We’re going to use the seaborn library to create the barplot. It is built over matplotlib, so it’s possible to manipulate the underlying parameters as well. Both of these libraries are very confusing, so I created several parameters on top of the cell to control various elements of the plot: font sizes, x-axis label frequency, image size, etc.

This one also takes a while and I’m not sure how it can be optimized. But still, it does what I want it to do.

%matplotlib inline

# change this to change the absolute size of the image
SIZE_MULT = 8

# every N-th label on x-axis is shown. Change the number if you want.
EVERY_NTH_LABEL_KEPT = 20

# adjust this if the aspect ratio is bad.
figsize=(30*SIZE_MULT, 3*SIZE_MULT)

# size of axis labels
LABEL_SIZE_MULT = 12

# size of axis labels
AXIS_LABELS_SIZE_MULT = 18

# size of plot title
TITLE_SIZE_MULT = 20

# will create a separate plot for every date
for fecha in unique_dates:
    # grabbing data only for this date
    subdata = a.loc[a['date'] == fecha]

    fig = plt.figure(figsize=figsize)
    pl = sns.barplot(x=subdata['time'], y=subdata['amount'],
                     edgecolor="k", linewidth=1)# black edges

    pl.set_xlabel("Time",fontsize=AXIS_LABELS_SIZE_MULT*SIZE_MULT)
    pl.set_ylabel("Amount",fontsize=AXIS_LABELS_SIZE_MULT*SIZE_MULT)
    pl.set_title(FILENAME+": "+str(fecha),fontsize=SIZE_MULT*TITLE_SIZE_MULT)
    pl.tick_params(labelsize=LABEL_SIZE_MULT*SIZE_MULT)

    for ind, label in enumerate(pl.get_xticklabels()):
        if ind % EVERY_NTH_LABEL_KEPT == 0:
            label.set_visible(True)
            label.set_rotation(90)
        else:
            label.set_visible(False)

    # hiding the zero on y-axis
    pl.get_yticklabels()[0].set_visible(False)
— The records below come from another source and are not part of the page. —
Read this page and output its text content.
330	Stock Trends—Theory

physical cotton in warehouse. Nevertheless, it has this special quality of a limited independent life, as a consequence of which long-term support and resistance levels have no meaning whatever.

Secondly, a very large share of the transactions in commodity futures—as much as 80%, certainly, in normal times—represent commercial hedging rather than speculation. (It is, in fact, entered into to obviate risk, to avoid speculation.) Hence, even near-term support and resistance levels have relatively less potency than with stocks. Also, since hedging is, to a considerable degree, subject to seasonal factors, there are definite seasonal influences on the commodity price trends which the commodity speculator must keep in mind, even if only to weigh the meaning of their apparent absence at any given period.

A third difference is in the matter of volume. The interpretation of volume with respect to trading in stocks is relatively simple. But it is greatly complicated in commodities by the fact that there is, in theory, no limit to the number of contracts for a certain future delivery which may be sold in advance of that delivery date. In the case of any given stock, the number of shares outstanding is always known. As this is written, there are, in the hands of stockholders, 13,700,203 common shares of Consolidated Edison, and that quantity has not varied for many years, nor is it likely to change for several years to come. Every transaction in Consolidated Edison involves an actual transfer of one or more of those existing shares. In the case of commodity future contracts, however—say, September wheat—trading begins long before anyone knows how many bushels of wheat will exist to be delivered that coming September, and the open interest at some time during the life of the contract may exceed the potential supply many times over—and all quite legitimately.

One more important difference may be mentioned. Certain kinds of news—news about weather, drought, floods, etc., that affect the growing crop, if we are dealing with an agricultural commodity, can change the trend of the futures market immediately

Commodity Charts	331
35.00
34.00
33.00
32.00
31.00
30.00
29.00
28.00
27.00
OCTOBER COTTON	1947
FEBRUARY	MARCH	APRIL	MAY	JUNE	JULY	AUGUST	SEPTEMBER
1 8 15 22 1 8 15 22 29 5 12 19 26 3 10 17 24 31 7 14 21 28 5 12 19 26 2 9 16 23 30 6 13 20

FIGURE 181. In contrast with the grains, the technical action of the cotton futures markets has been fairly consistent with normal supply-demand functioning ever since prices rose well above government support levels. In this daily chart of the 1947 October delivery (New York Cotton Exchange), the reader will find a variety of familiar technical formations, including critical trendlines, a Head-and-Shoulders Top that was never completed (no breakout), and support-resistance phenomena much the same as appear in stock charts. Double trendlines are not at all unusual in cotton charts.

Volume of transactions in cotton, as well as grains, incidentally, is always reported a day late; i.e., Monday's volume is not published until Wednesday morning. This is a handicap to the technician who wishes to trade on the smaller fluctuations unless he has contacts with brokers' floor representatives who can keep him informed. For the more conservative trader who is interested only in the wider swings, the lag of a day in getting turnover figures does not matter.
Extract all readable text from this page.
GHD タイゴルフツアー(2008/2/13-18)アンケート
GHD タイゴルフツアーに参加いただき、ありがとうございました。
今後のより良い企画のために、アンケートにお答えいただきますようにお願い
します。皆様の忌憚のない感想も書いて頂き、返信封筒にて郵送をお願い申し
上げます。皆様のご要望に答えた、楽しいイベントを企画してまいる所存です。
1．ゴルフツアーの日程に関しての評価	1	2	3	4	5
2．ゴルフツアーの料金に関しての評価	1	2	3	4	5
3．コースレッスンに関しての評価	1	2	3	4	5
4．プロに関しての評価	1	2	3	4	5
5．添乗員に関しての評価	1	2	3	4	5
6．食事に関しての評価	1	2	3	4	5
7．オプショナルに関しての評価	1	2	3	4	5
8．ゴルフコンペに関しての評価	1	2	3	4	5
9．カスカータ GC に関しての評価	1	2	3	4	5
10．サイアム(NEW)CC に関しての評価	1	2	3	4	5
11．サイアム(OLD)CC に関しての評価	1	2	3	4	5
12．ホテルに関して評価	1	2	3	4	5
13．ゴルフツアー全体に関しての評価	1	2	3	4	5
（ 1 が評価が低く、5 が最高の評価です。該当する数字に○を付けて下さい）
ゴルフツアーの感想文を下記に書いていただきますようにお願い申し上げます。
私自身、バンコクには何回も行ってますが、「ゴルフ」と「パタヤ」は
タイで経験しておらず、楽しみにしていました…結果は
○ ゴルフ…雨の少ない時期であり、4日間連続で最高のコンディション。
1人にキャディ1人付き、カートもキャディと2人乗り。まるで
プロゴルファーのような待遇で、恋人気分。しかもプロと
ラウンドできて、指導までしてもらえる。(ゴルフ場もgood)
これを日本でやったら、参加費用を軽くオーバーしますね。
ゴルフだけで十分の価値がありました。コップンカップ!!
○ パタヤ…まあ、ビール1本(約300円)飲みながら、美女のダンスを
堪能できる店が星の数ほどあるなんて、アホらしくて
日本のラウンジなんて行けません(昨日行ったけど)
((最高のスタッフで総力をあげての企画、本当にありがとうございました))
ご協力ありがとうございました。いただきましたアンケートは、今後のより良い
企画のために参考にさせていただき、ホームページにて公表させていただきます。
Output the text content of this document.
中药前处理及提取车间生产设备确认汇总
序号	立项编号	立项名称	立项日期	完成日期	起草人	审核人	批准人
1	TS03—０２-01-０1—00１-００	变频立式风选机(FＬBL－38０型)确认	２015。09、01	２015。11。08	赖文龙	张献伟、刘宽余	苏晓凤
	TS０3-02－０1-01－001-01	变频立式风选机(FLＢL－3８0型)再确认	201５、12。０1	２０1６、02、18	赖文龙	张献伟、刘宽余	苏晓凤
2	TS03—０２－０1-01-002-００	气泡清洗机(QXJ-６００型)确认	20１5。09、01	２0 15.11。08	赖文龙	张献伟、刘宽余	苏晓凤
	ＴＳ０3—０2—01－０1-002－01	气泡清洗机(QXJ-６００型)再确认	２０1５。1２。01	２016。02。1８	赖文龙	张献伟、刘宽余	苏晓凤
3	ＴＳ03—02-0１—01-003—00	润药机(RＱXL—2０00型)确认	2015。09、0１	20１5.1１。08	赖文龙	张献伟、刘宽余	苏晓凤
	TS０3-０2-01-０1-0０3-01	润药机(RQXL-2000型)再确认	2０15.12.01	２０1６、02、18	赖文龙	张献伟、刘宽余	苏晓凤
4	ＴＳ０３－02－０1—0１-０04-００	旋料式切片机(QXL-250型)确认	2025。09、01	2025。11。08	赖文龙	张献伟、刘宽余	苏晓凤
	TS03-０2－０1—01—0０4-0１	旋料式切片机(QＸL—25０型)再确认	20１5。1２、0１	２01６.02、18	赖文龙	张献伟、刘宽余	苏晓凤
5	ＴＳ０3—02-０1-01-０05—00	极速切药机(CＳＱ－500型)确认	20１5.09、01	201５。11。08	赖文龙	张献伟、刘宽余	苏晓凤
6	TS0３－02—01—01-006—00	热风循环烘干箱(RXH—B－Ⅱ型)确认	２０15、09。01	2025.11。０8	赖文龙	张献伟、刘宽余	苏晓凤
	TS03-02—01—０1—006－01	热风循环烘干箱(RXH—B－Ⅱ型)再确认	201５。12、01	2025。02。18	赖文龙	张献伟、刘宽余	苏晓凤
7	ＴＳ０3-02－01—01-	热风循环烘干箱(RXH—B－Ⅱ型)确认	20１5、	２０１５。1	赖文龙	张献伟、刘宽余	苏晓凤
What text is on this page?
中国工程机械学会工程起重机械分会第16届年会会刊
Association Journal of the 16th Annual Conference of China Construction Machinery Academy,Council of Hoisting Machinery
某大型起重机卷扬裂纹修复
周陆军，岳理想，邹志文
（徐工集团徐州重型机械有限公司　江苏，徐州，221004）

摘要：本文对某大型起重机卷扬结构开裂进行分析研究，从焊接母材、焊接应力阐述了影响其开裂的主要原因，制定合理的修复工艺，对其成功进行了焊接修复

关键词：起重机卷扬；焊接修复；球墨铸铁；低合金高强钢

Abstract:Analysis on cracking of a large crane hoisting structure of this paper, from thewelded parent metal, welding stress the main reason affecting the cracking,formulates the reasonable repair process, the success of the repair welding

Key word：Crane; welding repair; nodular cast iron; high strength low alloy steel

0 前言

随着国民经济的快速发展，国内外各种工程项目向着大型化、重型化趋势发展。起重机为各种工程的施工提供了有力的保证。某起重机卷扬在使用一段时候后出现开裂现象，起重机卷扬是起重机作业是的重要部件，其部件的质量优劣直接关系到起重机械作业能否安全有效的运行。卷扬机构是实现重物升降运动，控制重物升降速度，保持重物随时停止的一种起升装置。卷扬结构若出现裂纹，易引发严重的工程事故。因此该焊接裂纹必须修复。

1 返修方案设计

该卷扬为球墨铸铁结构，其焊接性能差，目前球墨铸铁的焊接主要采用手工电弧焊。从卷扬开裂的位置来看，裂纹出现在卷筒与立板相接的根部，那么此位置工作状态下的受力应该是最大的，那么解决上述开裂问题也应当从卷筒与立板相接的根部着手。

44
And here’s one of the resulting plots. I’ve scaled it down significantly for this article, in reality the image is about 8 times larger. If there are several days in your data, the plot for each day will appear on a separate image.

The resulting plot

And that’s about it.

Conclusion

So, we’ve created a plot that shows the network activity we got from tcpdump. In this example there are apparent gaps, which is exactly what I wanted to know.

This method is pretty slow and consumes quite a lot of RAM. If you manage to optimize this routine somehow, let me know, I’m curious!

Of course, I could use Filebeat, Logstash and Elasticsearch with Kibana, but deploying and configuring it for such a small and short-term task would be an overkill. If I had to monitor logs constantly, then it might be viable. Btw, I might make a tutorial on how to set up and configure the Elastic stack in Docker to use with Python applications in the upcoming future, so stay tuned!

As always, thanks for stopping by, and I’ll see you eventually.